SEPTIEME PARTIE : LE ROLE ECONOMIQUE ET SOCIAL
DES POUVOIRS PUBLICS
RAPPELS : Les justifications de l’intervention de l’Etat
L’Etat complète le marché.
L’intervention de l’Etat a d’innombrables objectifs, et notamment une dimension proprement politique, dont il n’est
pas question de rendre compte ici, qu’il s’agisse de la politique de défense, de la politique pénale ou de la législation sur
la famille, même si ces politiques ont des implications économiques et sociales évidentes. Dans une économie de marché,
priorité est donnée à ce mécanisme dans la régulation des activités économiques parce qu’il est jugé efficace. L’Etat n’a
donc qu’un rôle subsidiaire, il intervient là où le marché ne donne pas satisfaction. Ce rôle est néanmoins très important
pour plusieurs raisons. En premier lieu, le marché ne peut pas être simplement livré à lui-même et s’autoréguler. En effet,
la concurrence reste rarement équilibrée, certaines entreprises prennent l’avantage et finissent par obtenir une position
dominante, voire un monopole. Il faut que l’Etat surveille et organise la concurrence, empêchant les ententes entre
acheteurs et vendeurs, démantelant les monopoles. Il s’agit ici d’une activité de réglementation, déréglementation et
reréglementation.
D’autre part, la régulation par le marché est inefficace en présence d’externalités, car tous les coûts ou avantages ne
sont pas pris en comte dans le prix, qui ne peut servir de base au calcul économique. L’Etat peut y remédier par une
politique de taxation des externalités négatives, ou de subvention des externalités positives, ce qui rétablit la vérité des
prix. Cependant, il faut pour cela évaluer précisément l’externalité, ce qui est toujours difficile, et parfois impossible. Il est
également possible de créer un marché sur lequel se négocient les externalités. De même, pour les biens collectifs, il peut
être impossible d’obliger le consommateur à acquitter le prix correspondant à sa consommation (principe de non-
exclusion), ou bien parce que cette consommation n’engendre aucun coût qui lui soit propre (principe de non-rivalité).
Dans le premier cas, il n’y a généralement pas de production (défense nationale) ou de gestion par le marché (air,
poisson). La production peut alors être directement assurée par l’Etat. Dans le second cas, le marché prend en général la
forme d’un monopole naturel dont la politique de prix n’est pas conforme à l’intérêt général. La nationalisation de ce
monopole lui permet de pratiquer des tarifs équivalents à ceux qui résulteraient d’une situation de concurrence. Il s’agit
ici de l’Etat producteur.
Enfin, l’économie ne semble pas susceptible de rester en équilibre, notamment en plein-emploi, par le seul jeu des
forces du marché. Il faudrait, en effet, pour cela que les comportements soient parfaitement rationnels et les prix
parfaitement flexibles, ce qui n’est pas toujours vérifié. De ce fait, des crises se produisent, du chômage involontaire
apparaît. Là encore, l’intervention publique peut contribuer à résoudre le problème, par une politique économique active,
quelles soient conjoncturelles (budgétaire, monétaire) ou structurelle (industrielles, planification).

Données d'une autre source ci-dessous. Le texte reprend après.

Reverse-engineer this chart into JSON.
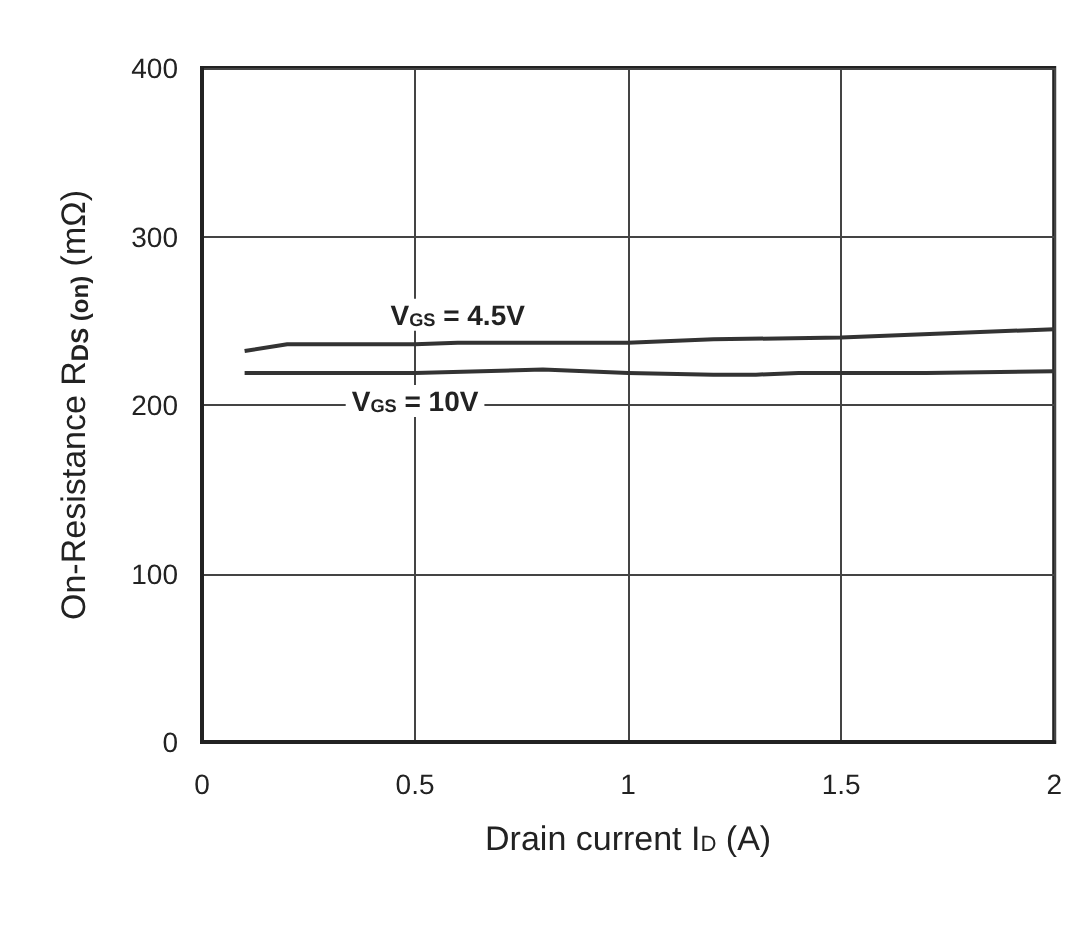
{
  "chart_data": {
    "type": "line",
    "xlabel": "Drain current I$_{D}$ (A)",
    "ylabel": "On-Resistance R$_{DS (on)}$ (mΩ)",
    "series": [
      {
        "name": "V$_{GS}$ = 4.5V",
        "color": "#333333",
        "x": [
          0.1,
          0.2,
          0.5,
          0.6,
          1.0,
          1.2,
          1.5,
          2.0
        ],
        "values": [
          232,
          236,
          236,
          237,
          237,
          239,
          240,
          245
        ]
      },
      {
        "name": "V$_{GS}$ = 10V",
        "color": "#333333",
        "x": [
          0.1,
          0.5,
          0.8,
          1.0,
          1.2,
          1.3,
          1.4,
          1.7,
          2.0
        ],
        "values": [
          219,
          219,
          221,
          219,
          218,
          218,
          219,
          219,
          220
        ]
      }
    ],
    "xlim": [
      0,
      2
    ],
    "xticks": [
      0,
      0.5,
      1,
      1.5,
      2
    ],
    "ylim": [
      0,
      400
    ],
    "yticks": [
      0,
      100,
      200,
      300,
      400
    ],
    "grid": true,
    "legend": false,
    "marker": "none",
    "line_style": "solid"
  }
}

L’Etat favorise la cohésion sociale.
Les inégalités de revenu, de patrimoine ou de niveau de vie qui découlent du fonctionnement des marchés sont
considérables, et probablement supérieures aux inégalités considérées comme justes par la majorité des individus, même
si le manque d’informations précises sur ce sujet oblige à la prudence. L’Etat intervient pour réduire les inégalités en
fonction du mandat, généralement très imprécis, que les électeurs donnent aux gouvernants à ce sujet à l’occasion des
consultations électorales. Les principaux instruments de cette intervention sont la fiscalité, modulée selon les ressources,
et les prestations sociales, souvent soumises à condition de ressources. Mais, elle passe également par la garantie d’un
accès bon marché à divers services jugés essentiels (téléphone, éducation, santé, logement, etc.). Il s’agit de la
redistribution des revenus vers moins d’inégalités.

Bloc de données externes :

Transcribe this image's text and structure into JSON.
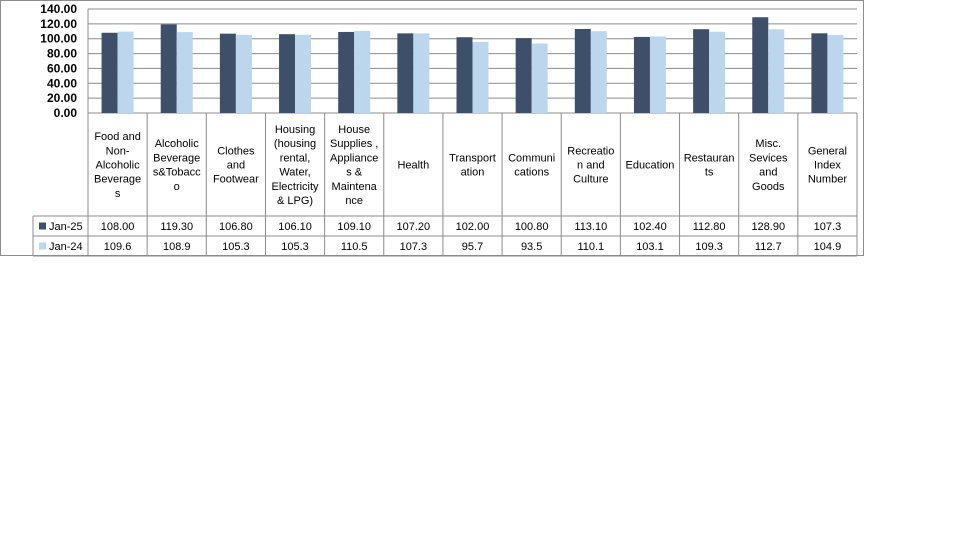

Mais la cohésion sociale ne se limite pas à la réduction des inégalités. La maillage du territoire obtenu par les
grands réseaux ou l’existence d’un système éducatif unifié, l’accès égal à divers services publics, quel que soit le lieu,
marquent l’unité de la collectivité nationale. Diverses prestations expriment la solidarité à l’égard de telle ou telle
catégorie, le système de retraite par répartition manifeste la solidarité des générations. Cependant, cette division en
quelques grandes catégories d’objectifs est un peu artificielle, dans la mesure où une même politique peut viser de
nombreux objectifs simultanément. Ainsi, l’action des pouvoirs publics sur les salaires répond à un souci de justice
sociale, favorise l’augmentation de la demande globale et oriente le développement de l’appareil productif.